Due to increased CO2 in the atmosphere, the pH of rainwater is more acidic than in the previous

century. Use the following data to calculate the pH of unpolluted rainwater at 25°C: vol% in air of CO2
= 0.033; solubility of CO2 in pure water at 25°C and 1 atm = 88 mL CO2 per 100 mL H2O; Ka1 of H2CO3 =
4.5 × 10–7.

To calculate the pH of unpolluted rainwater at 25°C, we can use the reaction between dissolved CO2 and water to form carbonic acid (H2CO3). Carbonic acid is a weak acid and can be represented by the following equation:

CO2 + H2O ⇌ H2CO3

To calculate the pH, we need to determine the concentration of H2CO3 in the rainwater. First, let's calculate the concentration of dissolved CO2 in the rainwater.

1. Calculate the concentration of CO2 in pure water at 25°C and 1 atm:
From the given data, we know that the solubility of CO2 in pure water at 25°C and 1 atm is 88 mL CO2 per 100 mL H2O. Since mL is a volumetric unit, we need to convert it to moles per liter (M):

88 mL CO2/100 mL H2O = 0.88 moles CO2/1 liter H2O

2. Calculate the concentration of H2CO3:
Since the ratio between CO2 and H2CO3 is 1:1, the concentration of H2CO3 will be the same as the concentration of CO2:

0.88 moles H2CO3/1 liter H2O

3. Convert the concentration to molarity (M):
The concentration given above is in moles per liter of water. Therefore, the molarity (M) of H2CO3 will be the same:

0.88 M H2CO3

4. Calculate the pH using the Ka1 of H2CO3:
The Ka1 of H2CO3 is given as 4.5 × 10–7. The relationship between the H2CO3, H+, and HCO3- concentrations is described by the equilibrium constant expression:

Ka1 = [H+][HCO3-] / [H2CO3]

Since H2CO3 is a weak acid, it largely dissociates into H+ and HCO3-. Therefore, we can neglect the concentration change of H2CO3 compared to HCO3- and H+.

Ka1 = [H+]^2 / [H2CO3]

We can rearrange this equation to solve for [H+]:

[H+]^2 = Ka1 * [H2CO3]

[H+] = sqrt(Ka1 * [H2CO3])

Substituting the values we calculated earlier:

[H+] = sqrt(4.5 × 10–7 * 0.88)

Finally, calculate the pH using the [H+] concentration:

pH = -log10([H+])

You can use a scientific calculator or any software/app that allows you to perform these calculations to find the final pH value.

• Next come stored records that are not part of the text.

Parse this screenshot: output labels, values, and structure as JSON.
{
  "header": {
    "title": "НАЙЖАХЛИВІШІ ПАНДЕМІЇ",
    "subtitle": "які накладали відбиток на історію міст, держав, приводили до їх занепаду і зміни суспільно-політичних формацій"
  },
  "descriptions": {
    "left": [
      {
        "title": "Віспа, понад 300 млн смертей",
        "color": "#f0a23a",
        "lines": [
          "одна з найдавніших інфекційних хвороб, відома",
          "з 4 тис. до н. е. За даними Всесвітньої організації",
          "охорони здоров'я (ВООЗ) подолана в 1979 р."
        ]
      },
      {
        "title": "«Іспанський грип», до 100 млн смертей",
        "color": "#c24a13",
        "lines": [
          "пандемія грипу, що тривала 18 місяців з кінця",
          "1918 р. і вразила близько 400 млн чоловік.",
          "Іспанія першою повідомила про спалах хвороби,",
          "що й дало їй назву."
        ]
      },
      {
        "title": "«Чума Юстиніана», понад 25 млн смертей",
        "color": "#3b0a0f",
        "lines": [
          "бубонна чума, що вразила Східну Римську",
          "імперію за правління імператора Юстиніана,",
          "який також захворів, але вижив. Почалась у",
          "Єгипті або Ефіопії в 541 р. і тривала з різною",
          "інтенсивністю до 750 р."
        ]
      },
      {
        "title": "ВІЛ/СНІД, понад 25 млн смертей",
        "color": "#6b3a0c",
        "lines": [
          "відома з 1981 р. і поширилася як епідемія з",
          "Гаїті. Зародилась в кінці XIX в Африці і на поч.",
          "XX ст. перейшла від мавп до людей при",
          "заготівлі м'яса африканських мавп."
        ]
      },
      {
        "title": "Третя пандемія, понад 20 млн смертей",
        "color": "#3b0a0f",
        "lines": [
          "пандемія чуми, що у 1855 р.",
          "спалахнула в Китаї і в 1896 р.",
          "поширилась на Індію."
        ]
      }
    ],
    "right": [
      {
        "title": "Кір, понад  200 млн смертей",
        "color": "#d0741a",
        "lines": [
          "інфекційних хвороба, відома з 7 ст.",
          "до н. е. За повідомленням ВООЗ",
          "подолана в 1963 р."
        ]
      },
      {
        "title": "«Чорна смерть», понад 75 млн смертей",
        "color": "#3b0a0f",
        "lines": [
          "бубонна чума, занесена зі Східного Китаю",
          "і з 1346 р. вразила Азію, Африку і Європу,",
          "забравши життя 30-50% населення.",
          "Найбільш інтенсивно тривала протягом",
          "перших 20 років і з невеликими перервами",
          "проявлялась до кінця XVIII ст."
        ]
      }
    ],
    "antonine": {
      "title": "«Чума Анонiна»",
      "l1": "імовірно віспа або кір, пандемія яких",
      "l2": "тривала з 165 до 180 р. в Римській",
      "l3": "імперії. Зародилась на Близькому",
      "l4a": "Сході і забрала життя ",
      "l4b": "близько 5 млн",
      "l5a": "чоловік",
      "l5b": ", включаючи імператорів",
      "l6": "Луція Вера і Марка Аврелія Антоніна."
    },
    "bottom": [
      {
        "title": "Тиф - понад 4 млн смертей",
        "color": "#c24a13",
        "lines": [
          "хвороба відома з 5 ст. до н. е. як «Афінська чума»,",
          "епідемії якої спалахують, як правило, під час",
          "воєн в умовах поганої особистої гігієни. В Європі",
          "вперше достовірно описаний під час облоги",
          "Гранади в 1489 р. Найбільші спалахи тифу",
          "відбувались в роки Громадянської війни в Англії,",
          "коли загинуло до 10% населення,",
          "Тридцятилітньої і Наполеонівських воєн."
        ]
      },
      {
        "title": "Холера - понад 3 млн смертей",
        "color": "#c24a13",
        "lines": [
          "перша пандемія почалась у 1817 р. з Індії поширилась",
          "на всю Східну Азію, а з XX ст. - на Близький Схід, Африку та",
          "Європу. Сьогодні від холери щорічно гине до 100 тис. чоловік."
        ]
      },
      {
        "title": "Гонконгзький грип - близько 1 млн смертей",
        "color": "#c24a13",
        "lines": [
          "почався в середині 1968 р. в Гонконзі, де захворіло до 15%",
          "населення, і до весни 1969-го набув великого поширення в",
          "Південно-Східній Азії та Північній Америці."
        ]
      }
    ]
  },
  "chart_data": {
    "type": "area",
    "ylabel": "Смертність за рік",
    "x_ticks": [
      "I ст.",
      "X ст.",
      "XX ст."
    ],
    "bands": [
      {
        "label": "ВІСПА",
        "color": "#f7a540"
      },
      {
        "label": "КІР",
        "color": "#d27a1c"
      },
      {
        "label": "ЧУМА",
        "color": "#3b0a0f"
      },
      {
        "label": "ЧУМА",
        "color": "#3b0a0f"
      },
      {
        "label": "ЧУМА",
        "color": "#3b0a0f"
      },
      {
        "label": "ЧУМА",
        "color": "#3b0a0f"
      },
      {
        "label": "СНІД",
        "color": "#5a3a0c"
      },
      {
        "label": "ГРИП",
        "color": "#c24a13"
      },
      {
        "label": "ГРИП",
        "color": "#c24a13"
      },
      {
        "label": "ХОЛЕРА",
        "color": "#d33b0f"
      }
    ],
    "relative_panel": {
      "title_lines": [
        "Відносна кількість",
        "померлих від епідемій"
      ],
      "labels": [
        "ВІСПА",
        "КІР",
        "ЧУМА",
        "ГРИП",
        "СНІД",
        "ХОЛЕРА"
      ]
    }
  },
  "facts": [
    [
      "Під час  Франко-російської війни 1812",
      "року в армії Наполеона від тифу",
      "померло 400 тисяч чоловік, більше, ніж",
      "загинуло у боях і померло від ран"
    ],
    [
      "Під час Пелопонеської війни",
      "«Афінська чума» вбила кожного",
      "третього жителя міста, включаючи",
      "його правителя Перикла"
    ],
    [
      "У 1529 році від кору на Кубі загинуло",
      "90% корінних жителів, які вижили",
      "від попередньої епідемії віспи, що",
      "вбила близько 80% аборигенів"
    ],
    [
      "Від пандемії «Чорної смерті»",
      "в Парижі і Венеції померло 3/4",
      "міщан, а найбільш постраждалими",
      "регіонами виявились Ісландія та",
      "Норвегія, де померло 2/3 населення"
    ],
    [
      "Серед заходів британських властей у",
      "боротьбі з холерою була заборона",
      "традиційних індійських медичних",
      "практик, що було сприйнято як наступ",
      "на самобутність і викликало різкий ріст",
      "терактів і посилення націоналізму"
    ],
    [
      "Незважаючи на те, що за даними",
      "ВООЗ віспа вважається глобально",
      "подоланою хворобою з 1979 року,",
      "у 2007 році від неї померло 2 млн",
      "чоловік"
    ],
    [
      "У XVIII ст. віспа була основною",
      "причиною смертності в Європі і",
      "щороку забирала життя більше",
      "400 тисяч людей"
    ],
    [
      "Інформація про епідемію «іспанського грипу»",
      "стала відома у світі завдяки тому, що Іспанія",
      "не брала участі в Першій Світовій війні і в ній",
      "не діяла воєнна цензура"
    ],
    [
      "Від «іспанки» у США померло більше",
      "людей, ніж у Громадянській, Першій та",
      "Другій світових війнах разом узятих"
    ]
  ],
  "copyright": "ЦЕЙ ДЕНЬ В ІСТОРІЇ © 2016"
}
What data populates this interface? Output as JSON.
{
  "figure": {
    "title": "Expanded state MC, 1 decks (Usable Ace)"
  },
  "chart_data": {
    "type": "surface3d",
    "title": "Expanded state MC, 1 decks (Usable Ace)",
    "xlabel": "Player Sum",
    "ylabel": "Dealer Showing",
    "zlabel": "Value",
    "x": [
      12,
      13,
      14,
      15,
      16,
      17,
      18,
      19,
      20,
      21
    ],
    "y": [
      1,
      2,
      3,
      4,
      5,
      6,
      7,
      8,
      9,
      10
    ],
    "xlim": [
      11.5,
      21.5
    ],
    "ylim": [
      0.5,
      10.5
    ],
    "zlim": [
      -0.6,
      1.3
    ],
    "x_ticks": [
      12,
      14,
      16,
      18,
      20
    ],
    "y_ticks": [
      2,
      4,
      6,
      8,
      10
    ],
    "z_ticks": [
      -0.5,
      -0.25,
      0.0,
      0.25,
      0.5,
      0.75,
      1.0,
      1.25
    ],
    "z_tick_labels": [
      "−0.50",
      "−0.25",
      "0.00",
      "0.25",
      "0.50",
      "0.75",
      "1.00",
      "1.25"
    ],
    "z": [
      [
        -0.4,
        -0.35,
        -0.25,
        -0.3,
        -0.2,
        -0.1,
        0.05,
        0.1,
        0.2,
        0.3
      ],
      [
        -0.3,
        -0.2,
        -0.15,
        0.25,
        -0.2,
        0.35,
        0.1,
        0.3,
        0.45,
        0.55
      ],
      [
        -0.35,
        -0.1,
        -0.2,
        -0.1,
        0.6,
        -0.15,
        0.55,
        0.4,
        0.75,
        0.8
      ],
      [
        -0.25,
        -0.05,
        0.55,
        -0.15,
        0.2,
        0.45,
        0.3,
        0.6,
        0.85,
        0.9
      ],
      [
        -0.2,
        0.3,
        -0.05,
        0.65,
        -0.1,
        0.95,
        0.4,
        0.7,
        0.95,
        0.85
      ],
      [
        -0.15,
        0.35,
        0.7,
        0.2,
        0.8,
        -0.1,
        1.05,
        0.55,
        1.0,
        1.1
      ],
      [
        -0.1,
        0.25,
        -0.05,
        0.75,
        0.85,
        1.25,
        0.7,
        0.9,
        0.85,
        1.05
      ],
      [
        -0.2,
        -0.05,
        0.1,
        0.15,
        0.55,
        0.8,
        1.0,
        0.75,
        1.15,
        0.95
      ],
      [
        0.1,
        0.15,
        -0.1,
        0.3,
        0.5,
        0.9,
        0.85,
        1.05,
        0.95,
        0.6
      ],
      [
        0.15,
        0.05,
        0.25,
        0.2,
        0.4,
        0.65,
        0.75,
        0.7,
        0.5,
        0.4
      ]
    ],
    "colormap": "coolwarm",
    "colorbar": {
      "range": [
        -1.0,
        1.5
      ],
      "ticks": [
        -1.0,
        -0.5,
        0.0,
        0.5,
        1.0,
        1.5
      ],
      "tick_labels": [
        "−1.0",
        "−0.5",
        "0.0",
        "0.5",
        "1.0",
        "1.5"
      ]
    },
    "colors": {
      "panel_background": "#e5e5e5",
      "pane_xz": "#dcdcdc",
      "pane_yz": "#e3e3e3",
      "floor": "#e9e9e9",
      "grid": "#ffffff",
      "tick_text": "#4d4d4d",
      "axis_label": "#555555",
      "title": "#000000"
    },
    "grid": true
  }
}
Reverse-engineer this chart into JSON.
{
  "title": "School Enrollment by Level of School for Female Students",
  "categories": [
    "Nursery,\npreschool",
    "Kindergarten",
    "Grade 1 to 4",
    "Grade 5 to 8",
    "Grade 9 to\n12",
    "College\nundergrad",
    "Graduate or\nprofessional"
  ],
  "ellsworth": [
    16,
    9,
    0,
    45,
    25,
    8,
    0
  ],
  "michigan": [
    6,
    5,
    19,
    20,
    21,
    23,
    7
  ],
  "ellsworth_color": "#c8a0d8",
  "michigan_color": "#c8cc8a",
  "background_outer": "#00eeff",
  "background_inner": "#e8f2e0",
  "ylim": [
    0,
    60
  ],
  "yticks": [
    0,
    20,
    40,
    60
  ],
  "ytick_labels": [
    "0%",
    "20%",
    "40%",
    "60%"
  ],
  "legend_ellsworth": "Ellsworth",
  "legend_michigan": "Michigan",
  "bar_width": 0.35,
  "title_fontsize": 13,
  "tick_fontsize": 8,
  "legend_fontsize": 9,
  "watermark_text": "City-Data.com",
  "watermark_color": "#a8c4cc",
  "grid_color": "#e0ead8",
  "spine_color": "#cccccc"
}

To calculate the pH of unpolluted rainwater at 25°C, we can use the following steps:

1. Calculate the concentration of dissolved CO2 in unpolluted rainwater:
- The solubility of CO2 in pure water at 25°C and 1 atm is given as 88 mL CO2 per 100 mL H2O.
- Convert the volume percent of CO2 in air to a concentration by multiplying it by the solubility factor:
- Concentration of CO2 = 0.033 * 88/100 = 0.02904 mol/L

2. Calculate the concentration of carbonic acid (H2CO3) formed by the dissolved CO2:
- Carbonic acid (H2CO3) is formed when CO2 dissolves in water according to the following reaction:
CO2(g) + H2O(l) ⇌ H2CO3(aq)
- Since the concentration of CO2 in rainwater is the same as the concentration of H2CO3, we can assume them to be equal:
- Concentration of H2CO3 = 0.02904 mol/L

3. Calculate the concentration of hydrogen ions (H+) from the dissociation of carbonic acid (H2CO3):
- The equilibrium reaction for the dissociation of carbonic acid is:
H2CO3(aq) ⇌ H+(aq) + HCO3-(aq)
- The equilibrium constant (Ka1) for this reaction is given as 4.5 × 10^(-7).
- Let x be the concentration of H+ in mol/L at equilibrium.
- Since H2CO3 dissociates to form one H+ ion, the concentration of HCO3- will also be equal to x:
- [H+] = [HCO3-] = x

Using the equilibrium constant expression for the dissociation of carbonic acid:
Ka1 = [H+][HCO3-] / [H2CO3]
4.5 × 10^(-7) = x * x / 0.02904

4. Solve the equation for x to find the concentration of H+ ions:
- Rearrange the equation:
x^2 = 4.5 × 10^(-7) * 0.02904
x^2 = 1.306 × 10^(-8)
x ≈ 1.144 × 10^(-4) mol/L

5. Calculate the pH of unpolluted rainwater:
- pH is defined as the negative logarithm (base 10) of the concentration of H+ ions:
- pH = -log[H+]
- pH = -log(1.144 × 10^(-4))
- pH ≈ 3.94

Therefore, the pH of unpolluted rainwater at 25°C is approximately 3.94.